Question

An electron and a proton are each placed at rest in a uniform electric field of magnitude 560 N/C. Calculate the speed of each particle 46.0 ns after being released. electron 4.5e^-6 Incorrect.

Answer 1

Answer:

The speed of electron is $v=4.52\times 10^6\ m/s$ and the speed of proton is 2468.02 m/s.

Explanation:

Given that,

Electric field, E = 560 N/C

To find,

The speed of each particle  (electrons and proton) 46.0 ns after being released.

Solution,

For electron,

The electric force is given by :

$F=qE$

$F=1.6\times 10^{-19}\times 560=8.96\times 10^{-17}\ N$

Let v is the speed of electron.

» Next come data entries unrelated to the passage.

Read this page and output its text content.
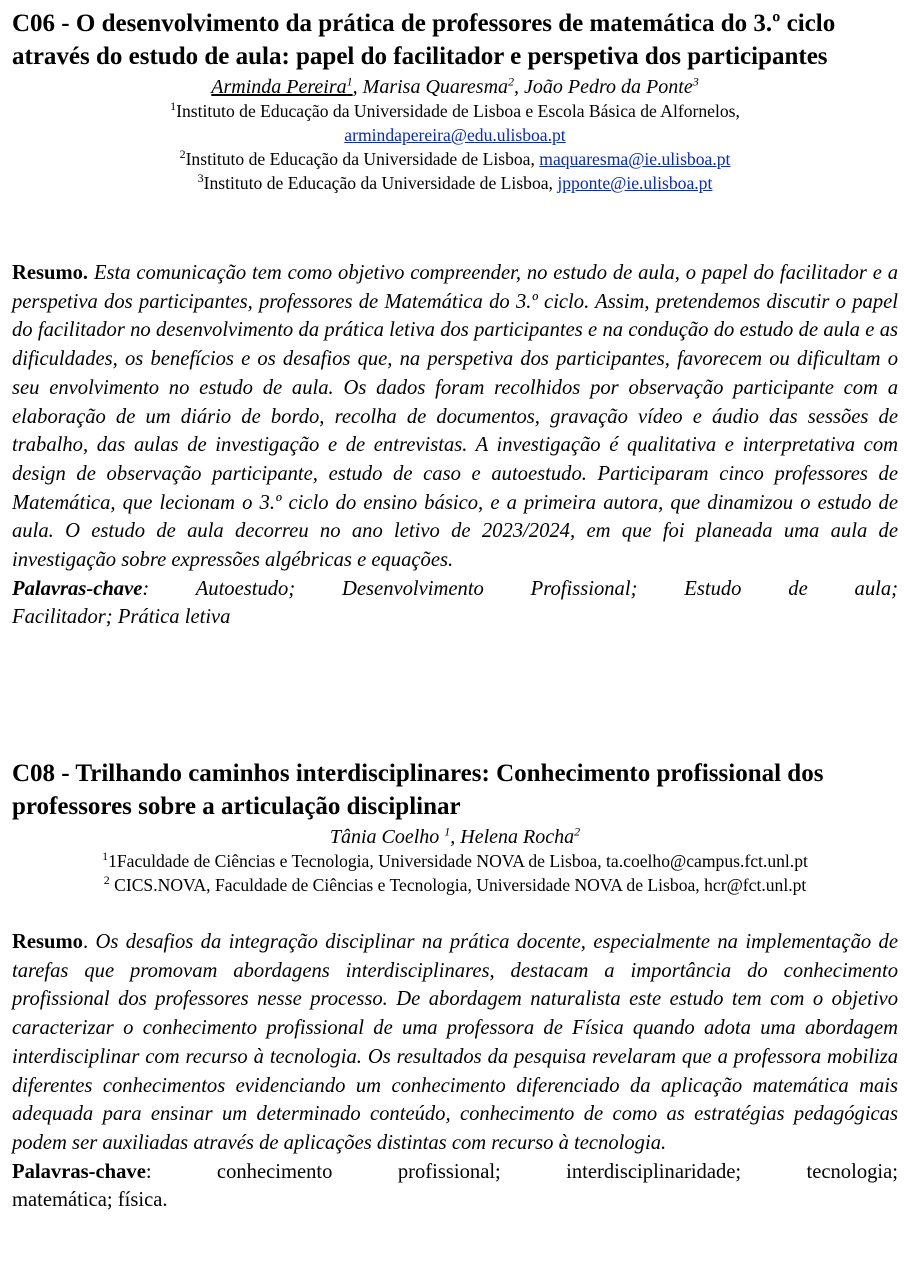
C06 - O desenvolvimento da prática de professores de matemática do 3.º ciclo através do estudo de aula: papel do facilitador e perspetiva dos participantes
Arminda Pereira$^1$, Marisa Quaresma$^2$, João Pedro da Ponte$^3$
$^1$Instituto de Educação da Universidade de Lisboa e Escola Básica de Alfornelos,
armindapereira@edu.ulisboa.pt
$^2$Instituto de Educação da Universidade de Lisboa, maquaresma@ie.ulisboa.pt
$^3$Instituto de Educação da Universidade de Lisboa, jpponte@ie.ulisboa.pt

Resumo. Esta comunicação tem como objetivo compreender, no estudo de aula, o papel do facilitador e a perspetiva dos participantes, professores de Matemática do 3.º ciclo. Assim, pretendemos discutir o papel do facilitador no desenvolvimento da prática letiva dos participantes e na condução do estudo de aula e as dificuldades, os benefícios e os desafios que, na perspetiva dos participantes, favorecem ou dificultam o seu envolvimento no estudo de aula. Os dados foram recolhidos por observação participante com a elaboração de um diário de bordo, recolha de documentos, gravação vídeo e áudio das sessões de trabalho, das aulas de investigação e de entrevistas. A investigação é qualitativa e interpretativa com design de observação participante, estudo de caso e autoestudo. Participaram cinco professores de Matemática, que lecionam o 3.º ciclo do ensino básico, e a primeira autora, que dinamizou o estudo de aula. O estudo de aula decorreu no ano letivo de 2023/2024, em que foi planeada uma aula de investigação sobre expressões algébricas e equações.

Palavras-chave: Autoestudo; Desenvolvimento Profissional; Estudo de aula;

Facilitador; Prática letiva

C08 - Trilhando caminhos interdisciplinares: Conhecimento profissional dos professores sobre a articulação disciplinar
Tânia Coelho $^1$, Helena Rocha$^2$
$^1$1Faculdade de Ciências e Tecnologia, Universidade NOVA de Lisboa, ta.coelho@campus.fct.unl.pt
$^2$ CICS.NOVA, Faculdade de Ciências e Tecnologia, Universidade NOVA de Lisboa, hcr@fct.unl.pt

Resumo. Os desafios da integração disciplinar na prática docente, especialmente na implementação de tarefas que promovam abordagens interdisciplinares, destacam a importância do conhecimento profissional dos professores nesse processo. De abordagem naturalista este estudo tem com o objetivo caracterizar o conhecimento profissional de uma professora de Física quando adota uma abordagem interdisciplinar com recurso à tecnologia. Os resultados da pesquisa revelaram que a professora mobiliza diferentes conhecimentos evidenciando um conhecimento diferenciado da aplicação matemática mais adequada para ensinar um determinado conteúdo, conhecimento de como as estratégias pedagógicas podem ser auxiliadas através de aplicações distintas com recurso à tecnologia.

Palavras-chave: conhecimento profissional; interdisciplinaridade; tecnologia;

matemática; física.
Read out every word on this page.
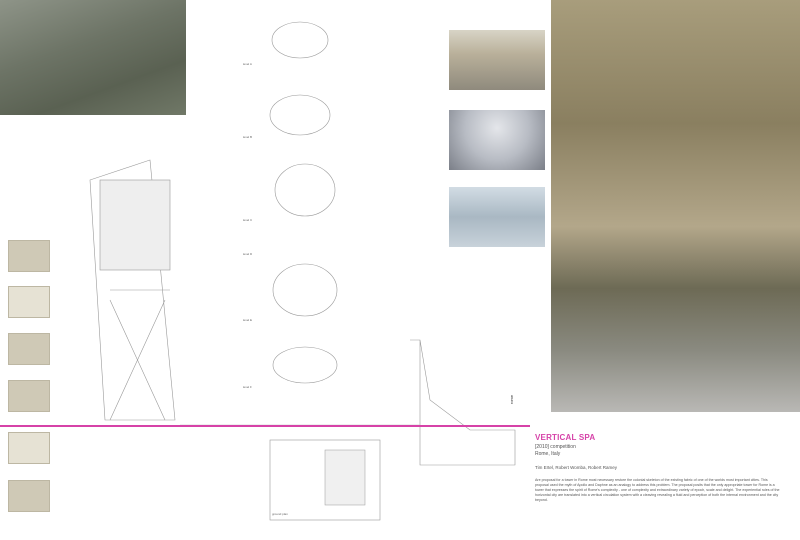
level A
level B
level C
level D
level E
level F
ground plan
rome
VERTICAL SPA
[2010] competition
Rome, Italy
Tim Ertel, Robert Womba, Robert Ramey
Are proposal for a tower in Rome most necessary restore the colonial skeleton of the existing fabric of one of the worlds most important cities. This proposal used the myth of Apollo and Daphne as an analogy to address this problem. The proposal posits that the only appropriate tower for Rome is a tower that expresses the spirit of Rome's complexity - one of complexity and extraordinary variety of epoch, scale and delight. The experiential rules of the horizontal city are translated into a vertical circulation system with a cleaving revealing a fluid and perception of both the internal environment and the city beyond.
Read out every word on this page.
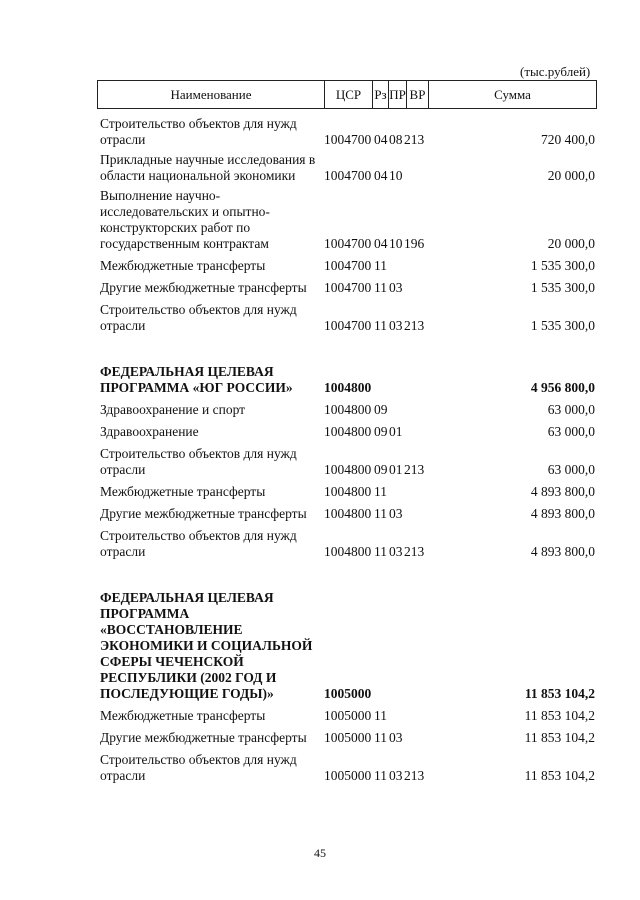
(тыс.рублей)
Наименование	ЦСР	Рз ПР ВР	Сумма
Строительство объектов для нужд отрасли	1004700 04 08 213	720 400,0
Прикладные научные исследования в области национальной экономики	1004700 04 10	20 000,0
Выполнение научно-исследовательских и опытно-конструкторских работ по государственным контрактам	1004700 04 10 196	20 000,0
Межбюджетные трансферты	1004700 11	1 535 300,0
Другие межбюджетные трансферты	1004700 11 03	1 535 300,0
Строительство объектов для нужд отрасли	1004700 11 03 213	1 535 300,0
ФЕДЕРАЛЬНАЯ ЦЕЛЕВАЯ ПРОГРАММА «ЮГ РОССИИ»	1004800	4 956 800,0
Здравоохранение и спорт	1004800 09	63 000,0
Здравоохранение	1004800 09 01	63 000,0
Строительство объектов для нужд отрасли	1004800 09 01 213	63 000,0
Межбюджетные трансферты	1004800 11	4 893 800,0
Другие межбюджетные трансферты	1004800 11 03	4 893 800,0
Строительство объектов для нужд отрасли	1004800 11 03 213	4 893 800,0
ФЕДЕРАЛЬНАЯ ЦЕЛЕВАЯ ПРОГРАММА «ВОССТАНОВЛЕНИЕ ЭКОНОМИКИ И СОЦИАЛЬНОЙ СФЕРЫ ЧЕЧЕНСКОЙ РЕСПУБЛИКИ (2002 ГОД И ПОСЛЕДУЮЩИЕ ГОДЫ)»	1005000	11 853 104,2
Межбюджетные трансферты	1005000 11	11 853 104,2
Другие межбюджетные трансферты	1005000 11 03	11 853 104,2
Строительство объектов для нужд отрасли	1005000 11 03 213	11 853 104,2
45
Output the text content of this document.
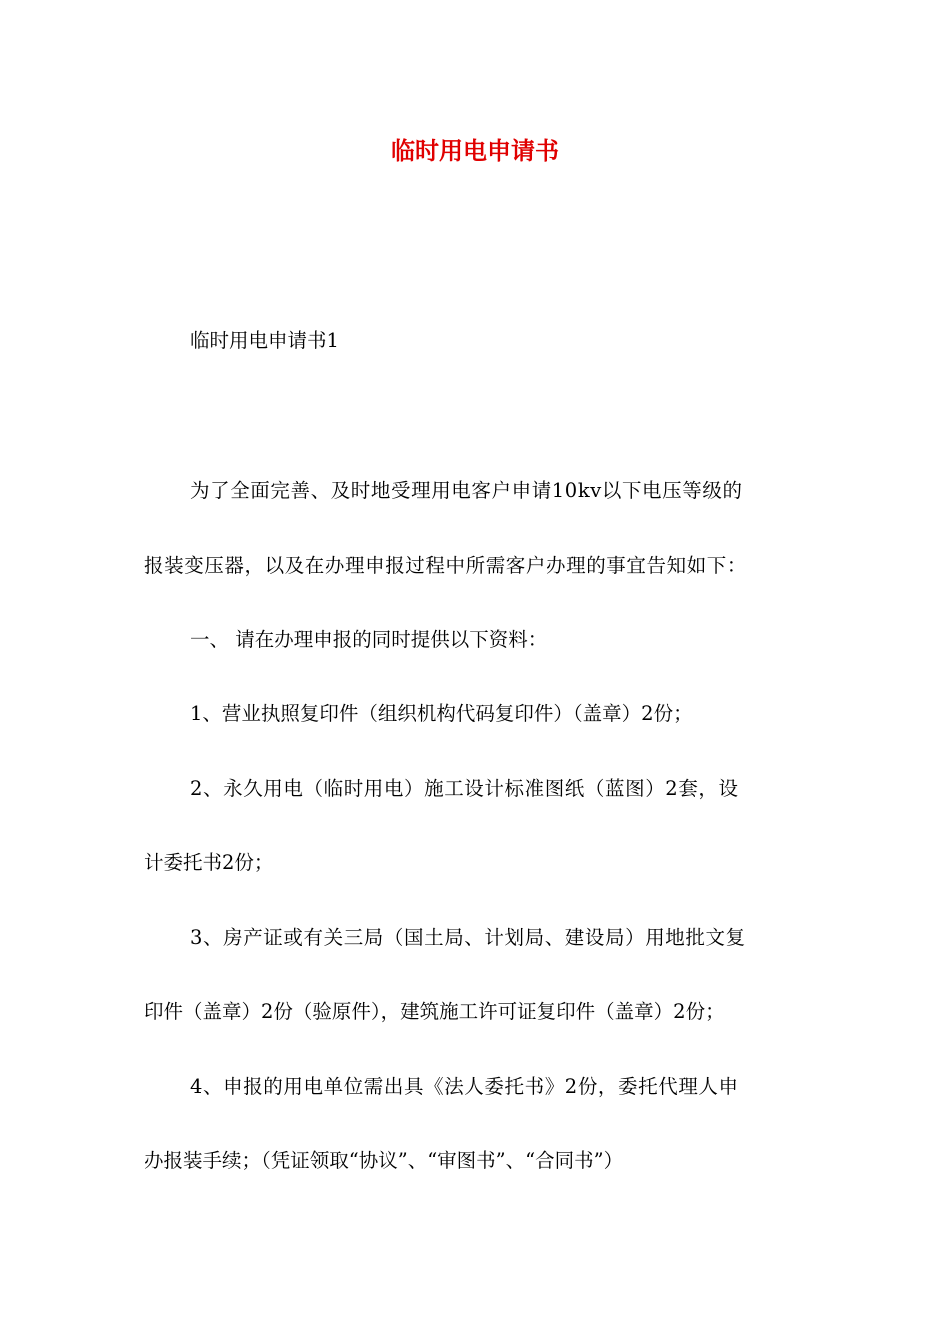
临时用电申请书

临时用电申请书1

为了全面完善、及时地受理用电客户申请10kv以下电压等级的

报装变压器，以及在办理申报过程中所需客户办理的事宜告知如下：

一、 请在办理申报的同时提供以下资料：

1、营业执照复印件（组织机构代码复印件）（盖章）2份；

2、永久用电（临时用电）施工设计标准图纸（蓝图）2套，设

计委托书2份；

3、房产证或有关三局（国土局、计划局、建设局）用地批文复

印件（盖章）2份（验原件），建筑施工许可证复印件（盖章）2份；

4、申报的用电单位需出具《法人委托书》2份，委托代理人申

办报装手续；（凭证领取“协议”、“审图书”、“合同书”）
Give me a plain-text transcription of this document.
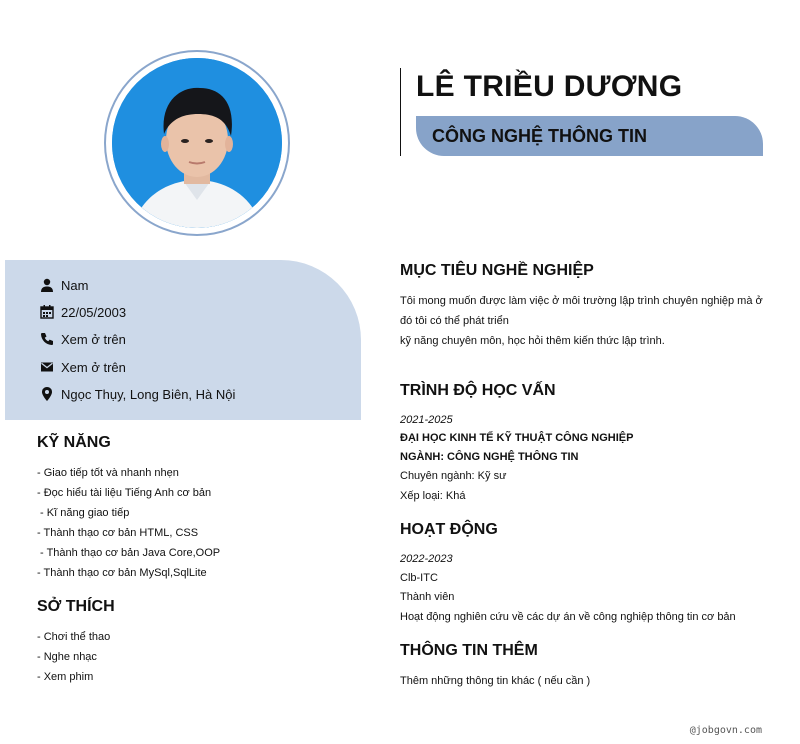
LÊ TRIỀU DƯƠNG
CÔNG NGHỆ THÔNG TIN
Nam
22/05/2003
Xem ở trên
Xem ở trên
Ngọc Thụy, Long Biên, Hà Nội
KỸ NĂNG
- Giao tiếp tốt và nhanh nhẹn
- Đọc hiểu tài liệu Tiếng Anh cơ bản
- Kĩ năng giao tiếp
- Thành thạo cơ bản HTML, CSS
- Thành thạo cơ bản Java Core,OOP
- Thành thạo cơ bản MySql,SqlLite
SỞ THÍCH
- Chơi thể thao
- Nghe nhạc
- Xem phim
MỤC TIÊU NGHỀ NGHIỆP
Tôi mong muốn được làm việc ở môi trường lập trình chuyên nghiệp mà ở
đó tôi có thể phát triển
kỹ năng chuyên môn, học hỏi thêm kiến thức lập trình.
TRÌNH ĐỘ HỌC VẤN
2021-2025
ĐẠI HỌC KINH TẾ KỸ THUẬT CÔNG NGHIỆP
NGÀNH: CÔNG NGHỆ THÔNG TIN
Chuyên ngành: Kỹ sư
Xếp loại: Khá
HOẠT ĐỘNG
2022-2023
Clb-ITC
Thành viên
Hoạt động nghiên cứu về các dự án về công nghiệp thông tin cơ bản
THÔNG TIN THÊM
Thêm những thông tin khác ( nếu cần )
@jobgovn.com
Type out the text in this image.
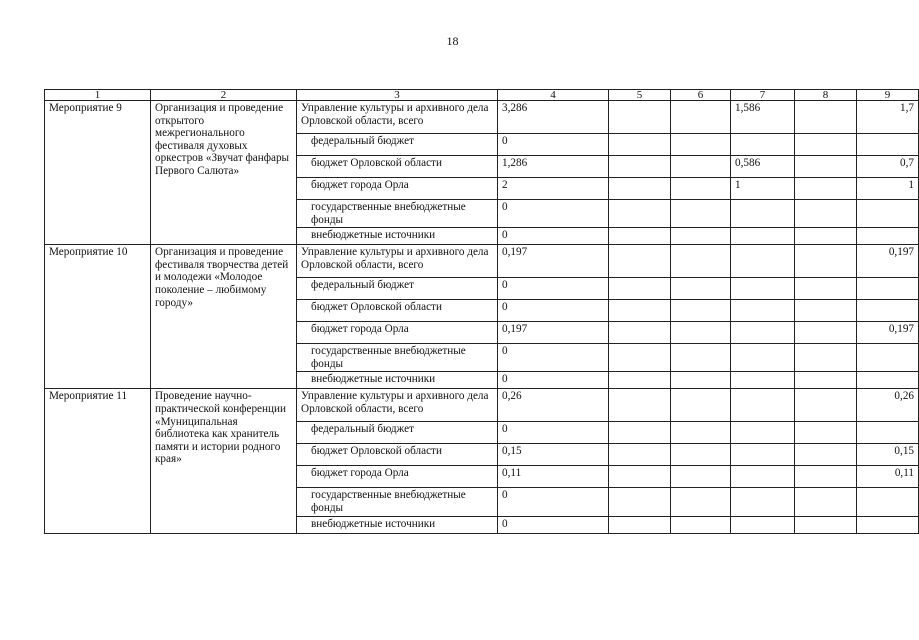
18
1	2	3	4	5	6	7	8	9
Мероприятие 9	Организация и проведение открытого межрегионального фестиваля духовых оркестров «Звучат фанфары Первого Салюта»	Управление культуры и архивного дела Орловской области, всего	3,286			1,586		1,7
		федеральный бюджет	0					
		бюджет Орловской области	1,286			0,586		0,7
		бюджет города Орла	2			1		1
		государственные внебюджетные фонды	0					
		внебюджетные источники	0					
Мероприятие 10	Организация и проведение фестиваля творчества детей и молодежи «Молодое поколение – любимому городу»	Управление культуры и архивного дела Орловской области, всего	0,197					0,197
		федеральный бюджет	0					
		бюджет Орловской области	0					
		бюджет города Орла	0,197					0,197
		государственные внебюджетные фонды	0					
		внебюджетные источники	0					
Мероприятие 11	Проведение научно-практической конференции «Муниципальная библиотека как хранитель памяти и истории родного края»	Управление культуры и архивного дела Орловской области, всего	0,26					0,26
		федеральный бюджет	0					
		бюджет Орловской области	0,15					0,15
		бюджет города Орла	0,11					0,11
		государственные внебюджетные фонды	0					
		внебюджетные источники	0					
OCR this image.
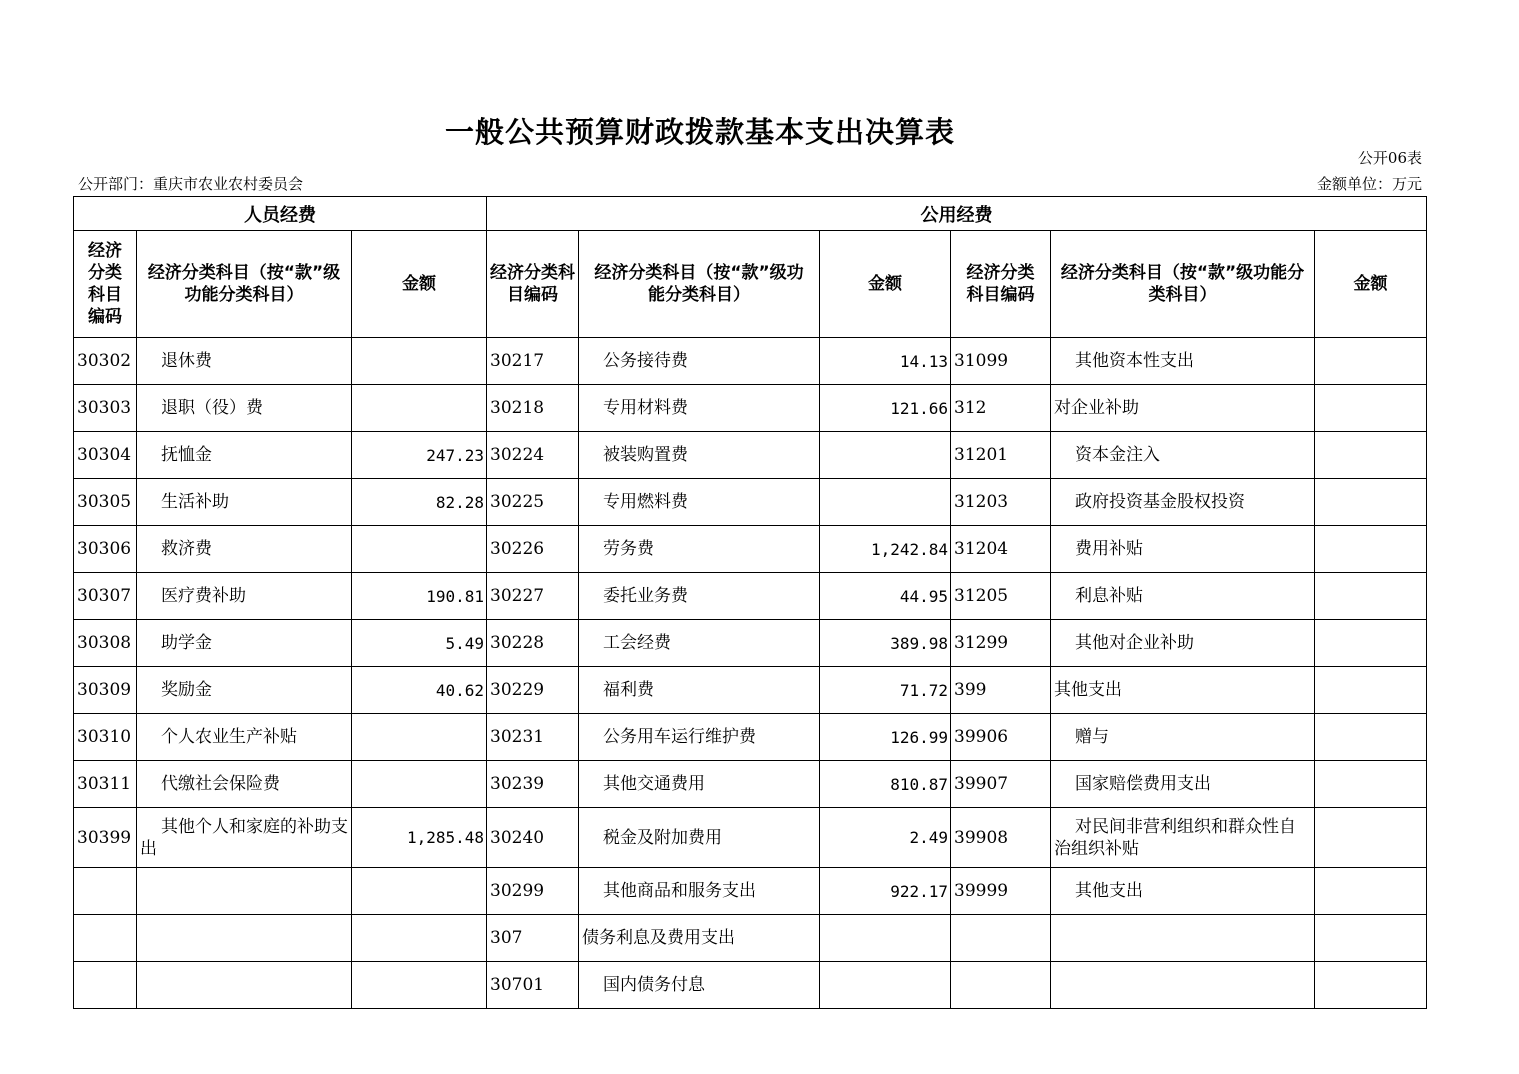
一般公共预算财政拨款基本支出决算表
公开06表
公开部门：重庆市农业农村委员会	金额单位：万元
人员经费			公用经费					
经济分类科目编码	经济分类科目（按“款”级功能分类科目）	金额	经济分类科目编码	经济分类科目（按“款”级功能分类科目）	金额	经济分类科目编码	经济分类科目（按“款”级功能分类科目）	金额
30302	退休费		30217	公务接待费	14.13	31099	其他资本性支出	
30303	退职（役）费		30218	专用材料费	121.66	312	对企业补助	
30304	抚恤金	247.23	30224	被装购置费		31201	资本金注入	
30305	生活补助	82.28	30225	专用燃料费		31203	政府投资基金股权投资	
30306	救济费		30226	劳务费	1,242.84	31204	费用补贴	
30307	医疗费补助	190.81	30227	委托业务费	44.95	31205	利息补贴	
30308	助学金	5.49	30228	工会经费	389.98	31299	其他对企业补助	
30309	奖励金	40.62	30229	福利费	71.72	399	其他支出	
30310	个人农业生产补贴		30231	公务用车运行维护费	126.99	39906	赠与	
30311	代缴社会保险费		30239	其他交通费用	810.87	39907	国家赔偿费用支出	
30399	其他个人和家庭的补助支出	1,285.48	30240	税金及附加费用	2.49	39908	对民间非营利组织和群众性自治组织补贴	
			30299	其他商品和服务支出	922.17	39999	其他支出	
			307	债务利息及费用支出				
			30701	国内债务付息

It can be calculated using first equation of motion as :

$v=u+at$

u = 0 (at rest)

$v=\dfrac{F}{m}t$

$v=\dfrac{8.96\times 10^{-17}}{9.1\times 10^{-31}}\times 46\times 10^{-9}$

$v=4.52\times 10^6\ m/s$

For proton,

The electric force is given by :

$F=qE$

$F=1.6\times 10^{-19}\times 560=8.96\times 10^{-17}\ N$

Let v is the speed of electron. It can be calculated using first equation of motion as :

$v=u+at$

u = 0 (at rest)

$v=\dfrac{F}{m}t$

$v=\dfrac{8.96\times 10^{-17}}{1.67\times 10^{-27}}\times 46\times 10^{-9}$

$v=2468.02\ m/s$

So, the speed of electron is $v=4.52\times 10^6\ m/s$ and the speed of proton is 2468.02 m/s. Therefore, this is the required solution.